Phase II, Open-Label Study of Encorafenib Plus Binimetinib in Patients With BRAFV600-Mutant Metastatic Non–Small-Cell Lung Cancer
Targeted therapy in NSCLC, FCS was part of this trial.
Durvalumab With or Without Tremelimumab in Combination With Chemotherapy as First-Line Therapy for Metastatic Non–Small-Cell Lung Cancer: The Phase III POSEIDON Study
Suddenly met-NSCLC is a crowded space. This study did not conclude that T+D+CT was better than D+CT, the findings showed that D+CT was better than CT alone. The addition of T to D+CT improved the PFS and OS trend but I don’t think this was a homerun result. There was not a significant OS benefit and further follow-up will declare these results. Also an improved outcomes were not seen in the non-squamous population. The pembrolizumab studies have 5+ years of follow-up and an improvement in PFS and OS across NSCLC subtypes.

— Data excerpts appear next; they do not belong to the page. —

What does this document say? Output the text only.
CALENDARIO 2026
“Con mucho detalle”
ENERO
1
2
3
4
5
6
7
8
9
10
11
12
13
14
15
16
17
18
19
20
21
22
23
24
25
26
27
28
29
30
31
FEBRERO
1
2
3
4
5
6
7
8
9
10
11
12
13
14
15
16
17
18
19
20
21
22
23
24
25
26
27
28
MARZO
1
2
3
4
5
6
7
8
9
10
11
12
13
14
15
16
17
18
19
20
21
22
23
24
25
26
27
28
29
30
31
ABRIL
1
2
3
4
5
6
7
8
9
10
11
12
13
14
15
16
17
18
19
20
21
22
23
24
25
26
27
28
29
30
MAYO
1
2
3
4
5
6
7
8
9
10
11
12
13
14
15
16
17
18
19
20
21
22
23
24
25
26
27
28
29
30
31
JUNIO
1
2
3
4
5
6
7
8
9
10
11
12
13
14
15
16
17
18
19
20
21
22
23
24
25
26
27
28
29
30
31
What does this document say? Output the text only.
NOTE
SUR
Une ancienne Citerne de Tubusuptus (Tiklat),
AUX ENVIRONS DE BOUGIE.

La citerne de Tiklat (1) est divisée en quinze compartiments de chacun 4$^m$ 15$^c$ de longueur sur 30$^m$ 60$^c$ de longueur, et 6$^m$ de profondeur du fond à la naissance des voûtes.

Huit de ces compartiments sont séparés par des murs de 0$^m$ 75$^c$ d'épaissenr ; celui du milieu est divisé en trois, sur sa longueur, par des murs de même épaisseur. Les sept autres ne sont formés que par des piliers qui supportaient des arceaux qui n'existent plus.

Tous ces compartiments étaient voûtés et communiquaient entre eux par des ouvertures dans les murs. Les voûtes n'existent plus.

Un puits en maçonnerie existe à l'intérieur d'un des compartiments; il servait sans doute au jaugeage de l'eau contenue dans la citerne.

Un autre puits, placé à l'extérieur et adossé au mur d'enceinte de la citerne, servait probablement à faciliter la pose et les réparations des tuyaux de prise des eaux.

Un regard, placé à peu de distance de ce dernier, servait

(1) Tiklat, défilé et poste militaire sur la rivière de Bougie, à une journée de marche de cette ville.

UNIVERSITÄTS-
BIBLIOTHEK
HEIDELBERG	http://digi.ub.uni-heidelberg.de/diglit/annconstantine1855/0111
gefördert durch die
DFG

Lung Cancer Diagnosed Through Screening, Lung Nodule, and Neither Program: A Prospective Observational Study of the Detecting Early Lung Cancer (DELUGE) in the Mississippi Delta Cohort
Interesting study which the demonstrates the importance of prescriptive approach to detect NSCLC. Hopefully, in the future ctDNA may enhance or replace LDCT ability to detect patients with stage I/II disease.